En lisant Abdellah Taïa, on pense beaucoup au cinéma de son compatriote Nabil Ayouch, et notamment à Très aimépublié en 2015, sur le quotidien de ces prostituées de Marrakech rejetées par leurs familles, écrasées par une police corrompue. Ils font partie d’une même famille d’artistes, toujours en marge, dans un système où il semble qu’ils n’existent pas.

Quand il est venu présenter Le Bastion des Larmes à la Maison de la Poésie, à Paris, fin septembre, Abdellah Taïa a eu cette phrase très pertinente lors de la soirée : «Nous recherchons la lumière, mais nous faisons des livres avec des choses qui ne seront jamais résolues. » Peut-on vraiment résoudre les injustices et les blessures d’une enfance ravagée par la violence ? S’il est vrai que nous ne sommes jamais complètement libérés de notre passé quoi que nous fassions, il existe néanmoins des espaces où nous pouvons déposer nos vérités et nos larmes afin de « sortir seul le soir. » C’est tout l’enjeu de cette éblouissante histoire.

« Le Bastion des Larmes » d’Abdellah Taïa, éditions Julliard, 213 pages, 21 euros.

Couverture du livre "Le Bastion des Larmes" par Abdellah Taia. (ÉDITIONS JULLIARD)

Extrait : « Le temps passe si vite.
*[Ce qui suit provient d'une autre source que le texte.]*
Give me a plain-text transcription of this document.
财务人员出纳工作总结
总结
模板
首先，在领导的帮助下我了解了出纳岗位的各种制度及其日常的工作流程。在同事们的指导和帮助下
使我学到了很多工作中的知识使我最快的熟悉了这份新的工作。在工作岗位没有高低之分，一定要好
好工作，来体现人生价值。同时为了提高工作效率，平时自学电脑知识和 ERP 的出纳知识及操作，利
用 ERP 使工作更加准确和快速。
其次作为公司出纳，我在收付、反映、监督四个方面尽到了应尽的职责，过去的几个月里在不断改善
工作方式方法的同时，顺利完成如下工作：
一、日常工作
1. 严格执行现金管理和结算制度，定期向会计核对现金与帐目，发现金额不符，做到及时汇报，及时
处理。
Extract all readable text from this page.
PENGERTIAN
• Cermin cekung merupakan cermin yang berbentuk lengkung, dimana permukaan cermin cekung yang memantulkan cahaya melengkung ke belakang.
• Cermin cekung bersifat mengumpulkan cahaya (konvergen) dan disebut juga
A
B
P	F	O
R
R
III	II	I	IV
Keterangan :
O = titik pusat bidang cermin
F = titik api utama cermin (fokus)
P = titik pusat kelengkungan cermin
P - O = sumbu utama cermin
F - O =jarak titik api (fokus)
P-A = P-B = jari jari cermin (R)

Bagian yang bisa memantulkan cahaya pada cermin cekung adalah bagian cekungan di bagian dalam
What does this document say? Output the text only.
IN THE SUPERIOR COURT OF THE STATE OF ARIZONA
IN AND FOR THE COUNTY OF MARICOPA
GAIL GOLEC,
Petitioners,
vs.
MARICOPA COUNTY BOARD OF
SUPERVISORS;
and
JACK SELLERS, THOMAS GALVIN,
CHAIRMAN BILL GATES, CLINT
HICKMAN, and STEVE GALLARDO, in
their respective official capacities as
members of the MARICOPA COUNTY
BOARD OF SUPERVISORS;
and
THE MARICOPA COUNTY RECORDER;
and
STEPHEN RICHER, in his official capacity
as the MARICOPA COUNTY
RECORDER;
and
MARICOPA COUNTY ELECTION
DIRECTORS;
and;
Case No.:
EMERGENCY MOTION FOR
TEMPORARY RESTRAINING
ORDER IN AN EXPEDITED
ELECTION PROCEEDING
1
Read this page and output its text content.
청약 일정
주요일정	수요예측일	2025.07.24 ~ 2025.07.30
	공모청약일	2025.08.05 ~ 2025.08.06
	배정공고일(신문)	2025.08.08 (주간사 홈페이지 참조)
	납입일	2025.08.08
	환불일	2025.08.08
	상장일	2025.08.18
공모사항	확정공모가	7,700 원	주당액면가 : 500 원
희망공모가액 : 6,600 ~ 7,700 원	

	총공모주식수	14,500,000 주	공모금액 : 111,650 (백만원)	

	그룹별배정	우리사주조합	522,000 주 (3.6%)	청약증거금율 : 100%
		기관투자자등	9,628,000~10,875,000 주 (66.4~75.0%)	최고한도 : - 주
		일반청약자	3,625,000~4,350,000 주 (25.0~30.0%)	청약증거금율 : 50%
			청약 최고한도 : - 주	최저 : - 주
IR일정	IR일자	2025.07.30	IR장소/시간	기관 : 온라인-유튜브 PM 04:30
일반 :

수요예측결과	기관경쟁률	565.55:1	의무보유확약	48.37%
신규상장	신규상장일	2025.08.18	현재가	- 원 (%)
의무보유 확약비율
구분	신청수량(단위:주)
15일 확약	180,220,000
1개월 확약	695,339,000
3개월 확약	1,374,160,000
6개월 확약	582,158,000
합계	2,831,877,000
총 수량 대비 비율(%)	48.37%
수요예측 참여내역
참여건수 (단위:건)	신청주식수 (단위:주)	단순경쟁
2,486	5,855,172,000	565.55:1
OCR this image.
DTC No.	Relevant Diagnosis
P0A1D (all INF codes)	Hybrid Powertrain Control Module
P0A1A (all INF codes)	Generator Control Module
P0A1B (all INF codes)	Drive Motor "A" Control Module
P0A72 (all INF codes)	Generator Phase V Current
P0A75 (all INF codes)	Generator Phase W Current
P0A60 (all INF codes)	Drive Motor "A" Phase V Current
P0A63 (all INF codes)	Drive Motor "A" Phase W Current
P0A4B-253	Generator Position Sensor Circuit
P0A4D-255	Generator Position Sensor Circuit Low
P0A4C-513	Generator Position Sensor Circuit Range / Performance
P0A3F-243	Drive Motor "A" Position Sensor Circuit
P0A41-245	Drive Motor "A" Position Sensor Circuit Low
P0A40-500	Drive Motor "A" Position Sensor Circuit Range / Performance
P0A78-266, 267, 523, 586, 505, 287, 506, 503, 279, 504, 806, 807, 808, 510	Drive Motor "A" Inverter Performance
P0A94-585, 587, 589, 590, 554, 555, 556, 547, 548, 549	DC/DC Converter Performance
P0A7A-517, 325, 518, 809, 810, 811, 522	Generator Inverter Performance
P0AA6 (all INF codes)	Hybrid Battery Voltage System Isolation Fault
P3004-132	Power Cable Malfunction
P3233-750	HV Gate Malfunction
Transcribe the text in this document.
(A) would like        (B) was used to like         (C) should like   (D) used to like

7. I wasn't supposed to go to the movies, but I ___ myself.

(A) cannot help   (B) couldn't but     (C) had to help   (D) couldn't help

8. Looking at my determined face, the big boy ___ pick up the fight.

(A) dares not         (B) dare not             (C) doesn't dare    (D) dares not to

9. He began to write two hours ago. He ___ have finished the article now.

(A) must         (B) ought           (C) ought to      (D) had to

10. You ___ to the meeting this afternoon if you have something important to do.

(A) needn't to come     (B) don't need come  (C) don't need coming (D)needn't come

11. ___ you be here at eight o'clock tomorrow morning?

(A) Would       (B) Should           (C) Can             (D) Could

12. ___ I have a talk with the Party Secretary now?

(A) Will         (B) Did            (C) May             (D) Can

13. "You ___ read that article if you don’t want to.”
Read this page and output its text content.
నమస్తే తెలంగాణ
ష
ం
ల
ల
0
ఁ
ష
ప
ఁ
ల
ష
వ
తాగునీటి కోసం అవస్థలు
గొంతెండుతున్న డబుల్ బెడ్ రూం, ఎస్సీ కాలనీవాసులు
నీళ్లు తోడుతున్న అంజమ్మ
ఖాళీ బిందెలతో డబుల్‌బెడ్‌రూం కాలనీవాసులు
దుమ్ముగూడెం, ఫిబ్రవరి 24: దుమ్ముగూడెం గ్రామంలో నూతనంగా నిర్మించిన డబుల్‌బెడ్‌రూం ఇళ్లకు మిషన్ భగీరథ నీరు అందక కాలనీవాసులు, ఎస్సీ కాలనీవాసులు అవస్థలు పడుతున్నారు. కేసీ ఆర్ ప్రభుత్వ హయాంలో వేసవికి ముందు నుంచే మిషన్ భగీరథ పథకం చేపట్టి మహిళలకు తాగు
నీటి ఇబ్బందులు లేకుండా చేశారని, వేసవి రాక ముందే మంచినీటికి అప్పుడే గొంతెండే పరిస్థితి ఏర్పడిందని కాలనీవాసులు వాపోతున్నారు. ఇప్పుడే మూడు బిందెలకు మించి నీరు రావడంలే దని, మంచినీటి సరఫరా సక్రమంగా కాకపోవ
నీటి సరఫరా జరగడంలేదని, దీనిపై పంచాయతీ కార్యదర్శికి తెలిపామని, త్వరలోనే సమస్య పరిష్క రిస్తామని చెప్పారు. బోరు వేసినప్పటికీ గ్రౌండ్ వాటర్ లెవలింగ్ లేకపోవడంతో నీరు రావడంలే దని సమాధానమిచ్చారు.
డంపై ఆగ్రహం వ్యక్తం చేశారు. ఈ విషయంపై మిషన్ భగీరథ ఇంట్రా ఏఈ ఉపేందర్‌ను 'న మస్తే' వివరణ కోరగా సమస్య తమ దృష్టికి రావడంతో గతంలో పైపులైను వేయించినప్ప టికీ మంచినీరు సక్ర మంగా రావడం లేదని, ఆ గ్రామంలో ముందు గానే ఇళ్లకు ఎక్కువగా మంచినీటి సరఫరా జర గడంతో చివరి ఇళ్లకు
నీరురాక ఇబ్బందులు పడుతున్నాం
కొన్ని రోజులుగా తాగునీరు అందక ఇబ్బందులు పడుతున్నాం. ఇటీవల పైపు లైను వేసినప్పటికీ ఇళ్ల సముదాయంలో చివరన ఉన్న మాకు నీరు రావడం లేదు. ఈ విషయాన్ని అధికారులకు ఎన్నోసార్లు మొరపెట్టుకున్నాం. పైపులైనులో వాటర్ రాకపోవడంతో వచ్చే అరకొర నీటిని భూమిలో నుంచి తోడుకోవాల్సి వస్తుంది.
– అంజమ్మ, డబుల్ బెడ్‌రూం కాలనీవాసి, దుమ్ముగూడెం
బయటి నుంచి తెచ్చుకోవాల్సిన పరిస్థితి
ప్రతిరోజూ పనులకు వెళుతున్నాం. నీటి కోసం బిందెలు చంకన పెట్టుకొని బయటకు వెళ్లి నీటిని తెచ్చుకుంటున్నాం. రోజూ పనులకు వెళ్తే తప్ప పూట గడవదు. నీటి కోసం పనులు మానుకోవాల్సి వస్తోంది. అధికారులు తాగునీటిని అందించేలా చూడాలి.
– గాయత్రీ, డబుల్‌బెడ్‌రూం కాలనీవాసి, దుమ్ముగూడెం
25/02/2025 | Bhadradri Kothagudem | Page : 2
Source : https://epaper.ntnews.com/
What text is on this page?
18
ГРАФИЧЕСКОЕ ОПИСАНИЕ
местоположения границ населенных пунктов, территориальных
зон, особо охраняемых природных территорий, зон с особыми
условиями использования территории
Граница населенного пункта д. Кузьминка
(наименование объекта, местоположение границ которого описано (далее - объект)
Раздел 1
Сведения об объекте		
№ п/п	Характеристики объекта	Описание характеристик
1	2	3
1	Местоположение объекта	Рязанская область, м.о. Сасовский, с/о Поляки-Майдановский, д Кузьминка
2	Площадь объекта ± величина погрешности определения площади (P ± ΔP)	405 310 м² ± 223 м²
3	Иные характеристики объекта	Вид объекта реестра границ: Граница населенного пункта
On grandit si vite. On part vivre loin. On finit par trouver, loin de sa famille, un petit lieu provisoire pour exister, seul, pour s’épanouir plus ou moins, seul. Nous croyons que nous sommes hors de l’esclavage et du pouvoir des autres. Oui, je suis libre. Non, petit frère Youssef, tu es le numéro huit dans cette confrérie, tu n’es pas vraiment libre et nous baise les pieds, comme on le fait avec le roi du Maroc à la télévision. « . (page 132)

Malagigi Boutot

A final year student studying sports and local and world sports news and a good supporter of all sports and Olympic activities and events.